If the high score in the league besides your team is at 100, and you score 180, it is effectively no different than you scoring 101 points. Thus, Points For are often swayed by massively large weeks and the variance is very important to capture. Similarly, if the lowest score in the league is 50, there is no difference between 49 and -20, you would have lost no matter which number you put up.
Points against are a lot easier to see the problem with. If you score 40 points in a week, it does not matter what the other person scores… above 41, you lose the matchup. Thus, you could lose to an 80 or 120 or a 160 and they will look vastly different in your final points against totals.
Week by week variance is also very important. Some weeks score more in total than other weeks. Week 1 may be a particularly high scoring week, with Week 4 one of the lowest. Points for and Points against measures do not determine the effect of these swings on point outputs.
Now, onto the method to account for fantasy schedule difficulty:
For these examples, I am going to assume eight teams. The same exact method can be used for any number of teams in any number of divisions, it still works the same.
In Week 1, the following scores are tallied: A-80, B-85, C-75, D-70, E-60, F-110, G-82, H-40
Without knowing who played who, it is impossible to say what the record is after week one. If you are Team B and you played team F, well tough luck, you just got screwed. If you are team E and you happened to play team H, you are in great luck. What this method does is capture the probability of winning that particular week.
Assign a rating from 0-7 (zero to one under the number of teams in your league) by points total.

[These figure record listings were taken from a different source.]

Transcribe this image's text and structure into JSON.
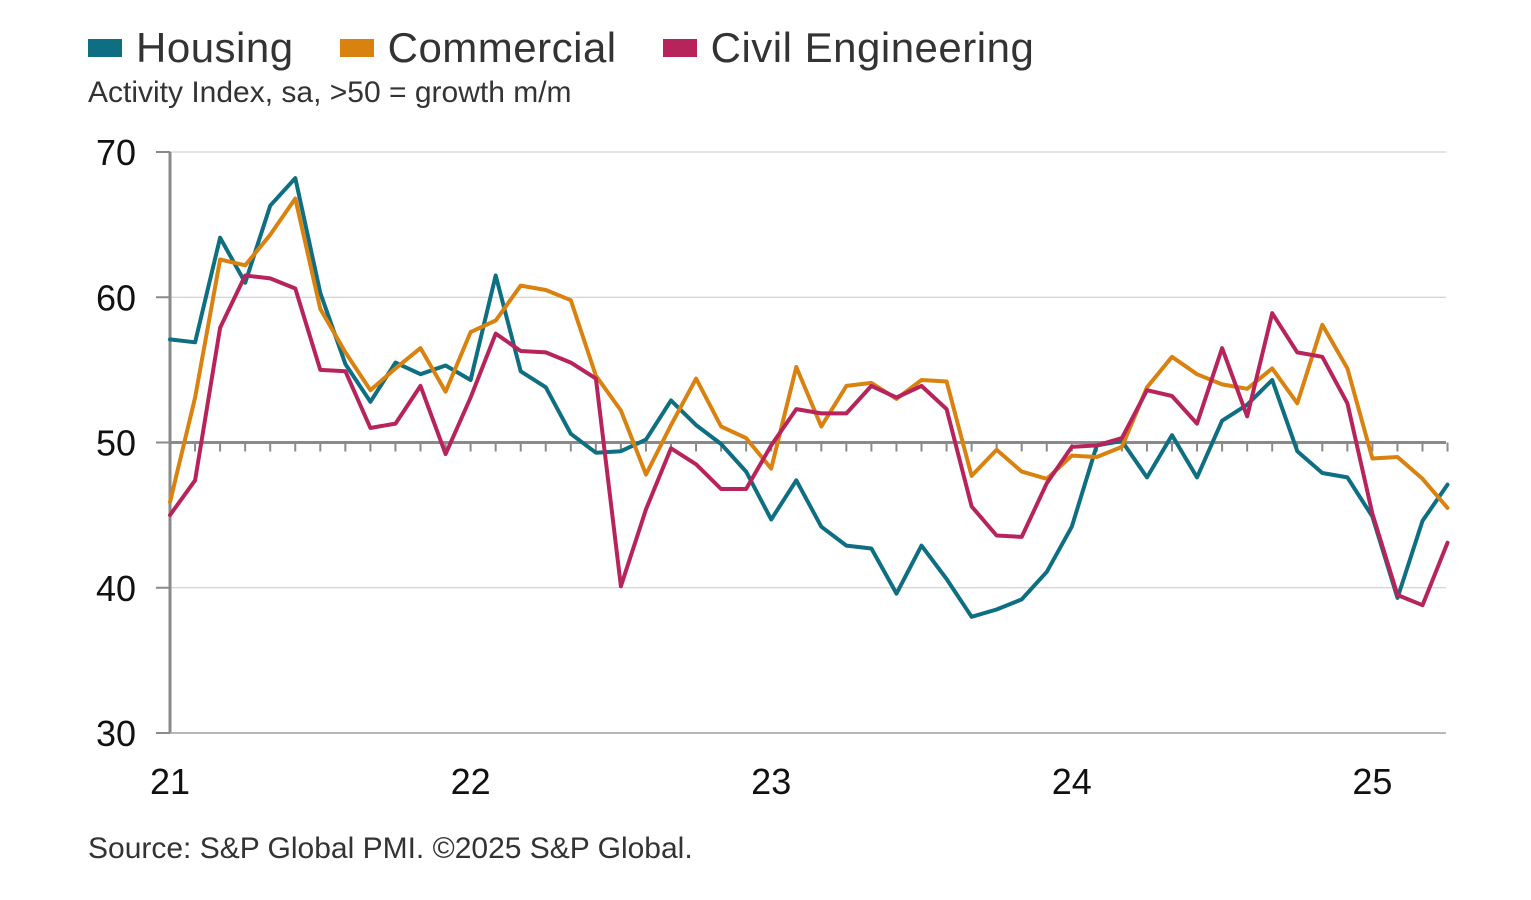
{
  "legend": [
    {
      "name": "Housing",
      "color": "#0e6e82"
    },
    {
      "name": "Commercial",
      "color": "#d9820f"
    },
    {
      "name": "Civil Engineering",
      "color": "#b7245c"
    }
  ],
  "subtitle": "Activity Index, sa, >50 = growth m/m",
  "source": "Source: S&P Global PMI. ©2025 S&P Global.",
  "chart_data": {
    "type": "line",
    "title": "",
    "ylabel": "Activity Index, sa, >50 = growth m/m",
    "xlabel": "",
    "ylim": [
      30,
      70
    ],
    "yticks": [
      "30",
      "40",
      "50",
      "60",
      "70"
    ],
    "xticks": [
      "21",
      "22",
      "23",
      "24",
      "25"
    ],
    "xtick_month_index": [
      0,
      12,
      24,
      36,
      48
    ],
    "reference_line": 50,
    "grid": "horizontal",
    "legend_position": "top-left",
    "x_start": "2021-01",
    "series": [
      {
        "name": "Housing",
        "color": "#0e6e82",
        "values": [
          57.1,
          56.9,
          64.1,
          61.0,
          66.3,
          68.2,
          60.3,
          55.4,
          52.8,
          55.5,
          54.7,
          55.3,
          54.3,
          61.5,
          54.9,
          53.8,
          50.6,
          49.3,
          49.4,
          50.2,
          52.9,
          51.2,
          49.9,
          48.0,
          44.7,
          47.4,
          44.2,
          42.9,
          42.7,
          39.6,
          42.9,
          40.6,
          38.0,
          38.5,
          39.2,
          41.1,
          44.2,
          49.8,
          50.1,
          47.6,
          50.5,
          47.6,
          51.5,
          52.6,
          54.3,
          49.4,
          47.9,
          47.6,
          44.9,
          39.3,
          44.6,
          47.1
        ]
      },
      {
        "name": "Commercial",
        "color": "#d9820f",
        "values": [
          45.9,
          53.1,
          62.6,
          62.2,
          64.3,
          66.8,
          59.2,
          56.2,
          53.6,
          55.1,
          56.5,
          53.5,
          57.6,
          58.4,
          60.8,
          60.5,
          59.8,
          54.6,
          52.2,
          47.8,
          51.2,
          54.4,
          51.1,
          50.3,
          48.2,
          55.2,
          51.1,
          53.9,
          54.1,
          53.0,
          54.3,
          54.2,
          47.7,
          49.5,
          48.0,
          47.5,
          49.1,
          49.0,
          49.7,
          53.8,
          55.9,
          54.7,
          54.0,
          53.7,
          55.1,
          52.7,
          58.1,
          55.1,
          48.9,
          49.0,
          47.5,
          45.5
        ]
      },
      {
        "name": "Civil Engineering",
        "color": "#b7245c",
        "values": [
          45.0,
          47.4,
          57.9,
          61.5,
          61.3,
          60.6,
          55.0,
          54.9,
          51.0,
          51.3,
          53.9,
          49.2,
          53.1,
          57.5,
          56.3,
          56.2,
          55.5,
          54.4,
          40.1,
          45.4,
          49.6,
          48.5,
          46.8,
          46.8,
          49.8,
          52.3,
          52.0,
          52.0,
          53.9,
          53.1,
          53.9,
          52.3,
          45.6,
          43.6,
          43.5,
          47.2,
          49.7,
          49.8,
          50.3,
          53.6,
          53.2,
          51.3,
          56.5,
          51.8,
          58.9,
          56.2,
          55.9,
          52.7,
          45.1,
          39.5,
          38.8,
          43.1
        ]
      }
    ]
  }
}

Thus, F-7, B-6, G-5, A-4, C-3, D-2, E-1, H-0 Divide these numbers by 7 and you have the probability each team wins that week. G has a 5/7 chance of winning (they beat A,C,D,E,H and lose to B, F). Ties can be split down the middle (if they are tied for the 4th position, assign 3.5 to each of them to take up the 3 and 4 positions).

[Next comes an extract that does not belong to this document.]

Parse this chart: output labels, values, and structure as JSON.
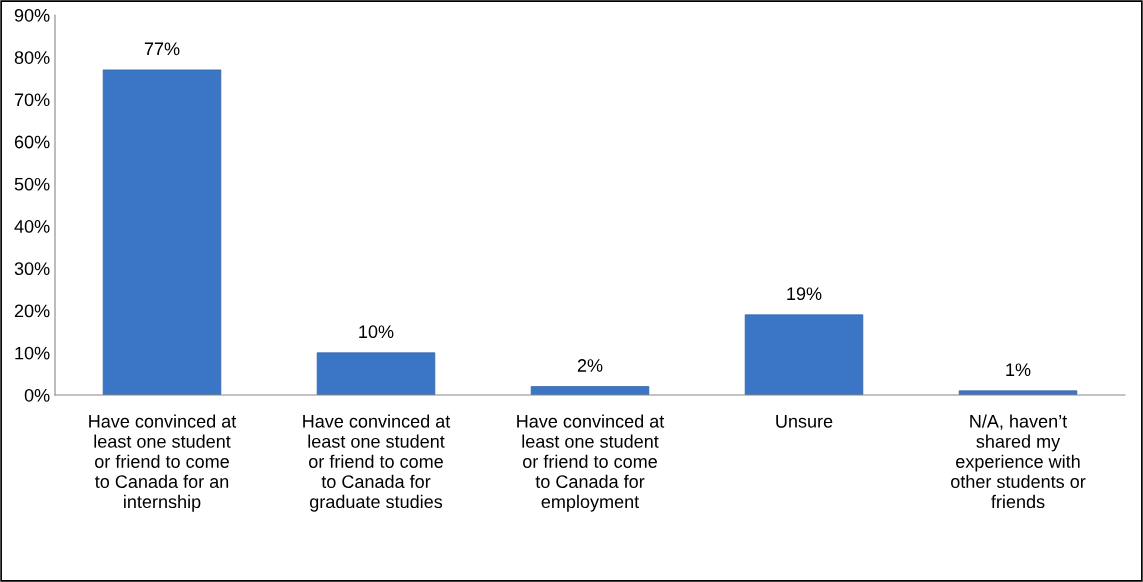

Throughout the season there will be lucky and unlucky breaks (and hopefully they even out, but very often they do not – which is part of the appeal of the game!). Add up these point totals for each week and divide by 7 (or one under the number of teams in the league) and you have your expected number of wins. Week 2 could thus be A-85, B-95, C-65, D-80, E-45, F-100, G-105, H-70 with the points being G-7, F-6, B-5, A-4, D-3, H-2, C-1, E-0
The total points would then be A-8, B-11, C-4, D-5, E-1, F-13, G-12, H-2 and by dividing each of these by 7 you get the projected win totals.
A luck factor can then be crudely made by taking the number of wins each team actually has and subtracting expected wins from it (positive for lucky, negative for unlucky). The great thing about the method is that all the luck factors sum up to zero. It creates a zero sum reliable indication of luck. After all, somebody’s good luck is another person’s bad and vice versa.
Use this method to see which teams are the contenders and which are the pretenders around week 6 and see how well it correlates with late season collapses.